The one I was now examining was a little masterpiece of cartography. The old sailor had taken bearings of the three-topped hill and the entrance channel in relation to the rock in the sea. Small wonder he had called it Curva dos Dunas — a Twist of Sand. The entrance channel curved like the whorls of a man's inner ear, swinging sharply north from the entrance and away from its first easterly direction, then doubling back almost on its own course; in between was a bar of what was marked as "hard sand." I thought what a brief end that sand-bar would make of a ship. The channel then swung round northwards in an irregular semi-circle — north, east, due south and then west again, debouching into a "harbour "contained in the enclosing arms of sand. It was thirty fathoms deep in places. It was something like the Jap base of Truk, in the Pacific, on a much smaller scale. What a funk-hole, I thought to myself. You could not winkle a submarine out of there with a can-opener, and it would be way out of range of the odd sea-search bomber of the South African Air Force at Walvis Bay. To the north lay neutral, largely unknown territory, and to the east the mainland appropriately known as the Skeleton Coast. Yes, that was where NP I was! I'd take Trout down that tortuous channel and sink the super U-boat with torpedoes in the deep water inside! Thank God that interminable box-search was at an end! I'd make for Curva dos Dunas and lie in wait for NP I.
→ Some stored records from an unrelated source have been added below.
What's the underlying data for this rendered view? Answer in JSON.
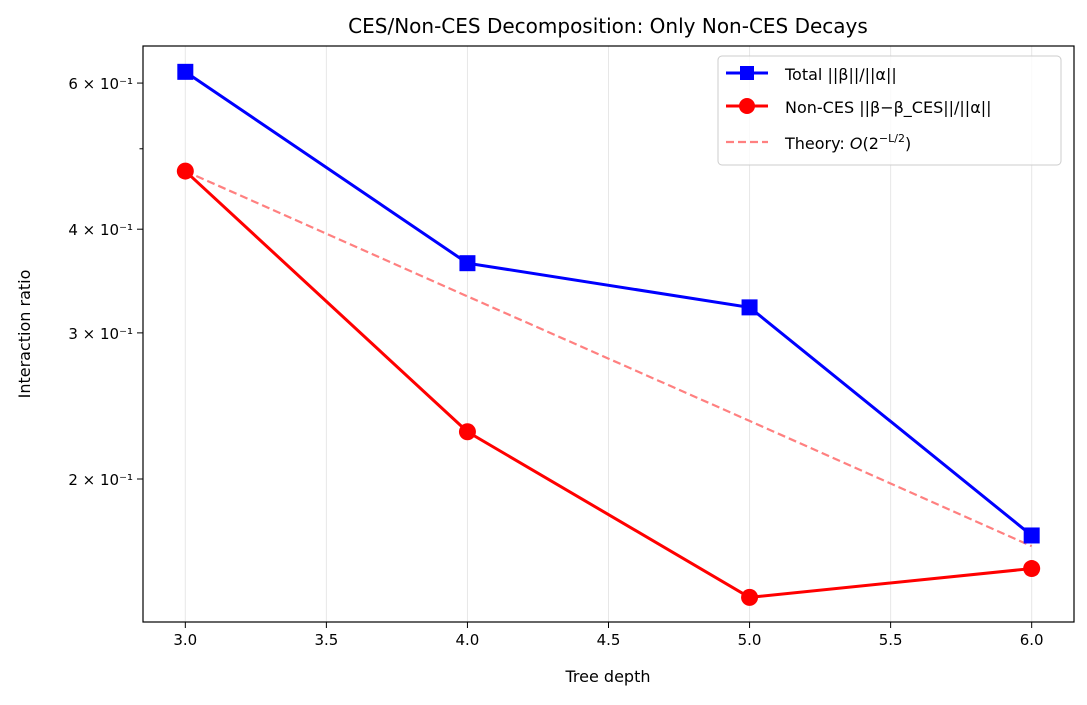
{
  "chart_data": {
    "type": "line",
    "title": "CES/Non-CES Decomposition: Only Non-CES Decays",
    "xlabel": "Tree depth",
    "ylabel": "Interaction ratio",
    "xlim": [
      2.85,
      6.15
    ],
    "ylim": [
      0.1345,
      0.665
    ],
    "yscale": "log",
    "grid": "vertical, light",
    "legend_placement": "top-right",
    "x": [
      3.0,
      4.0,
      5.0,
      6.0
    ],
    "xticks": [
      3.0,
      3.5,
      4.0,
      4.5,
      5.0,
      5.5,
      6.0
    ],
    "xtick_labels": [
      "3.0",
      "3.5",
      "4.0",
      "4.5",
      "5.0",
      "5.5",
      "6.0"
    ],
    "yticks": [
      0.2,
      0.3,
      0.4,
      0.6
    ],
    "ytick_labels": [
      "2 × 10⁻¹",
      "3 × 10⁻¹",
      "4 × 10⁻¹",
      "6 × 10⁻¹"
    ],
    "yminor_unlabeled": [
      0.5
    ],
    "series": [
      {
        "name": "Total ||β||/||α||",
        "values": [
          0.619,
          0.364,
          0.322,
          0.171
        ],
        "color": "#0000ff",
        "marker": "square",
        "style": "solid"
      },
      {
        "name": "Non-CES ||β−β_CES||/||α||",
        "values": [
          0.47,
          0.228,
          0.144,
          0.156
        ],
        "color": "#ff0000",
        "marker": "circle",
        "style": "solid"
      },
      {
        "name_parts": {
          "prefix": "Theory: ",
          "func": "O",
          "base": "(2",
          "exp": "−L/2",
          "close": ")"
        },
        "values": [
          0.47,
          0.332,
          0.235,
          0.166
        ],
        "color": "#ff8080",
        "marker": "none",
        "style": "dashed"
      }
    ]
  }
}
Excitedly I got a ruler and made a rough calculation of my course to the island from Trout's present position. One hundred and sixty degrees. That would bring her nicely to the ten-foot rock — I'd call it Simon's Rock, in honour of the old sailor who might yet be my salvation — and, for that matter, the salvation of the fighting fleets and merchantmen in the North Atlantic. The thrill of the chase welled through my veins as I turned again to the beautifully drawn map of the channels into the "inner harbour "of Curva dos Dunas. My island! And in occupation by the most lethal submarine in the world! I could be there by late to-morrow…

The appalling significance of it struck me like an icy sea down the conning-tower hatch. One-six-oh! That was exactly the course we were steering! And we were on that course because — dear God! — could it be? Bissett had said the course was steady, and the sound was travelling steadily ahead of us at about seven knots. Course one-six-oh! The homeward-bound course of NP I to her base! Trout was, in fact, trailing along merrily, without any attempt at concealment, behind a nuclear-powered submarine!

I broke out in a cold sweat. The noise, that bursting bubble effect — it could well be that the Germans, with all their ingenuity, had abandoned the ordinary propeller and were using a form of hydraulic jet propulsion which ejected the water in exactly the same way that a squid sucks water into its gills and expels it again under high muscular pressure, thus providing its enormous speed and motive power. The thoughts tore through my brain. For a submarine fitted like that — and apparently all the power in the world with which to expel the water — it would be a double advantage, for those death-dealing, tired, trigger-happy men of the North Atlantic escort groups were accustomed to ordinary propeller noises and this new one would deceive them — at least at the outset. I knew hydraulic jet propulsion had been tried out with great success on shallow-draught small craft, but its application to anything else — well, that was a brand-new lesson for the North Atlantic.